Les pouvoirs successifs ont fermé les yeux. Le gouvernement actuel a cherché à sauver Presstalis : en 2018, un prêt de l’État de 90 millions lui a été accordé sur 5 ans ; en 2020, la société a reçu 33 millions pendant le confinement, auxquels s’est ajouté un prêt de 35 millions en mai.

Au final, l’intervention de l’État ressemble plus à une énième usine à gaz qu’à une bouée de sauvetage. La crise devrait être l’occasion de remettre à plat le système plutôt que de tenter de le maintenir tel quel.

Les Français se méfient de la presse

Les partisans des aides d’État pour la presse et la distribution arguent souvent qu’elles relèvent de l’intérêt général et garantissent une information de qualité. Sauf que le résultat n’est pas là : la population est de plus en plus méfiante envers les médias.

En 2019, un sondage d’Ipsos Global Advisor montrait que seulement 36 % des Français faisaient confiance à la presse papier ; en Allemagne, ils sont 65 % et aux États-Unis, 52 %. Les Français considèrent même carrément, à 47 %, que la presse écrite ne traite pas l’information de manière honnête – contre 64 % en Allemagne et 53 % aux États-Unis.

Ces chiffres varient peu lorsqu’il est question d’autres medias (audiovisuel et internet). Ce ne sont pas les aides de l’État qui changeront la donne.

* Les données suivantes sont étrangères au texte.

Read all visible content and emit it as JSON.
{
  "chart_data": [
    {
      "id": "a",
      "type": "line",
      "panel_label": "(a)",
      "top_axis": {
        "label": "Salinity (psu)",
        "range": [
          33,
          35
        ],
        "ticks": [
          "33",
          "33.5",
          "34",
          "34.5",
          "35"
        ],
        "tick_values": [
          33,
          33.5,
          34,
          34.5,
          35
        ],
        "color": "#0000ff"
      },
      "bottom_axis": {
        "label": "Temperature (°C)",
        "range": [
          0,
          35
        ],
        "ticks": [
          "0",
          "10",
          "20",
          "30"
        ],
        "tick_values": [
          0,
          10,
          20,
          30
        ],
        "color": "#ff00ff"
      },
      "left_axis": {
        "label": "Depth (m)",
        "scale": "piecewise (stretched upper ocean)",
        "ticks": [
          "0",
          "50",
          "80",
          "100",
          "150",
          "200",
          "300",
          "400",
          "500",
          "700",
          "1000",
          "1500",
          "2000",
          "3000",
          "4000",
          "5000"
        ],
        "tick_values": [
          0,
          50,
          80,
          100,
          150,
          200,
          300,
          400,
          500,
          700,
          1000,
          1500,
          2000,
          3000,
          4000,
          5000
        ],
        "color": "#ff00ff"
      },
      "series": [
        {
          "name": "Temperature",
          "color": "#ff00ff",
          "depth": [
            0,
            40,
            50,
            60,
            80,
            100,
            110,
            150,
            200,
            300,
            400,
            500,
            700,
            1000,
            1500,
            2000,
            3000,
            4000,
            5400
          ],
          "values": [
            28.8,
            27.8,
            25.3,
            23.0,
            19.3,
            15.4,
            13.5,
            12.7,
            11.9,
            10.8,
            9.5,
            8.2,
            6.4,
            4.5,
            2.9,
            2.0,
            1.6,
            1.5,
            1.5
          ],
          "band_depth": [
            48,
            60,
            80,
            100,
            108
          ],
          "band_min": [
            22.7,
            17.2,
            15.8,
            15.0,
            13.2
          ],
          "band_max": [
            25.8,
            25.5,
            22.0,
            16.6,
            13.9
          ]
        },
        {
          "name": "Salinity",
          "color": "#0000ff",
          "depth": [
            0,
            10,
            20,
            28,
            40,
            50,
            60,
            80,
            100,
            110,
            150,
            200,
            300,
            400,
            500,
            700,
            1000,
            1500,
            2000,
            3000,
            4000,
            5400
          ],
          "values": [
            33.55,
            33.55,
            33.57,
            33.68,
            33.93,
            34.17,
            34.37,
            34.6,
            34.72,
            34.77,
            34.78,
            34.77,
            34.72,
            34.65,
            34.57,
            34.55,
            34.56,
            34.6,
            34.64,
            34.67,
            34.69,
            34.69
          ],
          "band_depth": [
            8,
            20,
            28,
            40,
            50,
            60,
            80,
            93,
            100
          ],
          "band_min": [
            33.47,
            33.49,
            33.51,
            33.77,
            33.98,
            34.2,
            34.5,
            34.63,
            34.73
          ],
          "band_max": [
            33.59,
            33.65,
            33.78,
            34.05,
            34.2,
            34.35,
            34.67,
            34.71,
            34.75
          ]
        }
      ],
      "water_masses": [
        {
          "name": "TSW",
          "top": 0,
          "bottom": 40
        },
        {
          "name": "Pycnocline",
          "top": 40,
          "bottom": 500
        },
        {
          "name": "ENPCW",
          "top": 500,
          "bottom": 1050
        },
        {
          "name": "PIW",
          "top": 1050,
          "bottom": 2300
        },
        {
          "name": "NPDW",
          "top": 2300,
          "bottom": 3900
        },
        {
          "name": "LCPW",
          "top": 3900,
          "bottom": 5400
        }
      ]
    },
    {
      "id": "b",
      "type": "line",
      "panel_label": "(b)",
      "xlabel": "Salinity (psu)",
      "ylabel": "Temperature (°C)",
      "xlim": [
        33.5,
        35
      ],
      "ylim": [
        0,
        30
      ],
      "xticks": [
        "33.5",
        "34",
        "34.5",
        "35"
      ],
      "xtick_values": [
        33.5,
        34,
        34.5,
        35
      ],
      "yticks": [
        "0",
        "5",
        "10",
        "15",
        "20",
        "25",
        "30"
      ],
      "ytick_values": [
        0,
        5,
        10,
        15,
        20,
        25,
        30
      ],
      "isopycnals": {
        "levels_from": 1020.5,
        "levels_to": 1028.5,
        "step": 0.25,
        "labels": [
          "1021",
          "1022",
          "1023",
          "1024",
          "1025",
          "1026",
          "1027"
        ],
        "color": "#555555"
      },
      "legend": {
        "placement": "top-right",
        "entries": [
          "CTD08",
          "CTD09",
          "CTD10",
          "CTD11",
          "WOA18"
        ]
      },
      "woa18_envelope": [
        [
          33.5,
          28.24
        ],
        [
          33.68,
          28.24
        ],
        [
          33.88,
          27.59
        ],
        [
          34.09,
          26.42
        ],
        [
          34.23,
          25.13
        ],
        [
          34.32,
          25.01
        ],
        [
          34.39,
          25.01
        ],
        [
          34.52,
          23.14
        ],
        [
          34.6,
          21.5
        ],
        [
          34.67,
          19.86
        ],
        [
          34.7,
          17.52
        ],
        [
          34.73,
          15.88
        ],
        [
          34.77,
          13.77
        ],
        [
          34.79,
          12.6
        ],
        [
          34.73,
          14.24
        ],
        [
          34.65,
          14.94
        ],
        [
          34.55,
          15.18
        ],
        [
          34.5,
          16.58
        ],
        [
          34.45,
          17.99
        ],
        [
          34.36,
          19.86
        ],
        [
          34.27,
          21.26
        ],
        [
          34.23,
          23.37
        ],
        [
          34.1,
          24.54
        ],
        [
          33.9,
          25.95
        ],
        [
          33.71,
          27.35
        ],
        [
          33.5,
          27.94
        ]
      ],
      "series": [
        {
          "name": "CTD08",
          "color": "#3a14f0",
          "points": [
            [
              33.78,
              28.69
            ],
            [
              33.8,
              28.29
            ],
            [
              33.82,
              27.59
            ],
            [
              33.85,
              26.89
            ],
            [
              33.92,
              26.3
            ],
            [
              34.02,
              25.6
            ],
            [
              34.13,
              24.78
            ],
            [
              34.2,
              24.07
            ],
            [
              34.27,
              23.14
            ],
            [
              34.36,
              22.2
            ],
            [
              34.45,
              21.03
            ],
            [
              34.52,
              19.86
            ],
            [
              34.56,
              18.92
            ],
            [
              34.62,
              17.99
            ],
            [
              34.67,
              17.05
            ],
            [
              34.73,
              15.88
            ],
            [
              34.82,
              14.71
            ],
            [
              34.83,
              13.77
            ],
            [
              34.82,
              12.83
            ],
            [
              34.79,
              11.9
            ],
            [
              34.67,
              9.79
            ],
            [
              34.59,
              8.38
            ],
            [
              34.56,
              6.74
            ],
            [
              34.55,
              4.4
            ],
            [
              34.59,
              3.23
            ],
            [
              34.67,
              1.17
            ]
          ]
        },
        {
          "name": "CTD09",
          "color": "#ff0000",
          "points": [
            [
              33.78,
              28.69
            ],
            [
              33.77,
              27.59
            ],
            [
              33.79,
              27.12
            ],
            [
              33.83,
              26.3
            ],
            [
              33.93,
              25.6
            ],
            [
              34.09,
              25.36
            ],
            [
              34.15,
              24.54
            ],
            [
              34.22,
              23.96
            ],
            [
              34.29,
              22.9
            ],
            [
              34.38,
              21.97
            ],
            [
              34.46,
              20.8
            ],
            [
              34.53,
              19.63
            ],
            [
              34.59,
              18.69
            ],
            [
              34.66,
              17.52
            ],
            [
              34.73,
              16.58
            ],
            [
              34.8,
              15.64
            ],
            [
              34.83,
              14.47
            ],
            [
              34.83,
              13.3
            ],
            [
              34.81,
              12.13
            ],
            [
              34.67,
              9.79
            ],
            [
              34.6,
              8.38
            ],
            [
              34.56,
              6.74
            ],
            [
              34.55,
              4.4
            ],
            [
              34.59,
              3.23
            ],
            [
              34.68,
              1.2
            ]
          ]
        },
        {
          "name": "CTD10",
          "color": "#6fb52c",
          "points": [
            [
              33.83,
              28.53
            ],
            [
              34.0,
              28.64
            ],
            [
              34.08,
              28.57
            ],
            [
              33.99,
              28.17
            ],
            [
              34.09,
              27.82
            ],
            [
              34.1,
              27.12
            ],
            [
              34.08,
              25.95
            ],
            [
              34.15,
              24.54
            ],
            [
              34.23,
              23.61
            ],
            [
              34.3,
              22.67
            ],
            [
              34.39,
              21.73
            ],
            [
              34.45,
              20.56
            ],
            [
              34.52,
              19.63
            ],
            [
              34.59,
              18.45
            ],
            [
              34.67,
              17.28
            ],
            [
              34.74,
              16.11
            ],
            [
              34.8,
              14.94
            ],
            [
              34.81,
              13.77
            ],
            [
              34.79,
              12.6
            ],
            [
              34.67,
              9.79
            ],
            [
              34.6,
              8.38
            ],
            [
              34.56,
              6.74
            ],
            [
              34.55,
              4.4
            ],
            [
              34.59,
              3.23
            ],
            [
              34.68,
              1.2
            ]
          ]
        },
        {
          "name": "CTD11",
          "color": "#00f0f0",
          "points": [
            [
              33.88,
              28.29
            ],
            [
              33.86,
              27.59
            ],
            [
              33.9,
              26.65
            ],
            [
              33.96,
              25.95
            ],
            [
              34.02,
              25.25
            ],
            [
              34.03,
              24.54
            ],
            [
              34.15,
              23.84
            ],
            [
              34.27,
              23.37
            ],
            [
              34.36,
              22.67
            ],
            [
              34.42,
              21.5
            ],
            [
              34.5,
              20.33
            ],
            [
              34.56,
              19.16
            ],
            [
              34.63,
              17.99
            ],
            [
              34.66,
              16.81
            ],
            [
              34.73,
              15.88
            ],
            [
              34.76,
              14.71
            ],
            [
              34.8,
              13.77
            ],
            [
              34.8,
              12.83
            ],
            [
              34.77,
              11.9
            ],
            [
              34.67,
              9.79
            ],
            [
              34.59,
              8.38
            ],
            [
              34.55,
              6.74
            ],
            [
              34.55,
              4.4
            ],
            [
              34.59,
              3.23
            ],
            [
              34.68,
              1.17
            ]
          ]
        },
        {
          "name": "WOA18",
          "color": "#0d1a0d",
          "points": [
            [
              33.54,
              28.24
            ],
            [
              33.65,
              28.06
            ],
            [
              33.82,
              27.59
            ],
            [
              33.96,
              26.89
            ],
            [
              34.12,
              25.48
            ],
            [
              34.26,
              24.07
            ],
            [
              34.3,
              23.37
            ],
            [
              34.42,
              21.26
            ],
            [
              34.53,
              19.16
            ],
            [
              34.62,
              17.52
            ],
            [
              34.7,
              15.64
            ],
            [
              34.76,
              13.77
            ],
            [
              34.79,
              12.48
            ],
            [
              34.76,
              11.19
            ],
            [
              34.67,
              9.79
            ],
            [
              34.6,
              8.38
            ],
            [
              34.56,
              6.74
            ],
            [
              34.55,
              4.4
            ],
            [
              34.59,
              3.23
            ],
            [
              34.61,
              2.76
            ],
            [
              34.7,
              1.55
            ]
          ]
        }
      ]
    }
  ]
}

La presse allemande, elle aussi, reçoit des aides, mais moindres qu’en France, et jusqu’en 2020 elles n’étaient qu’indirectes, comme aux États-Unis. Le gouvernement allemand a maintenant institué des aides directes d’un montant de 40 millions par an. À titre de comparaison, selon le Sénat, elles se montaient à 217 millions en France, en 2019.

Aide indirecte, la TVA allemande est réduite à 7 %, mais reste moins favorable que le taux français de 2,1 %. Et pourtant, le système de distribution est plus étendu et les ventes meilleures en Allemagne qu’en France. Ainsi en 2017, Bild, le quotidien le plus diffusé, vendait quotidiennement environ 1 688 000 exemplaires contre 685 000 pour Ouest France, notre champion.

Le constat s’impose : en France, les aides profitent surtout aux groupes de pression. Et sans aucun rapport avec la qualité de l’information.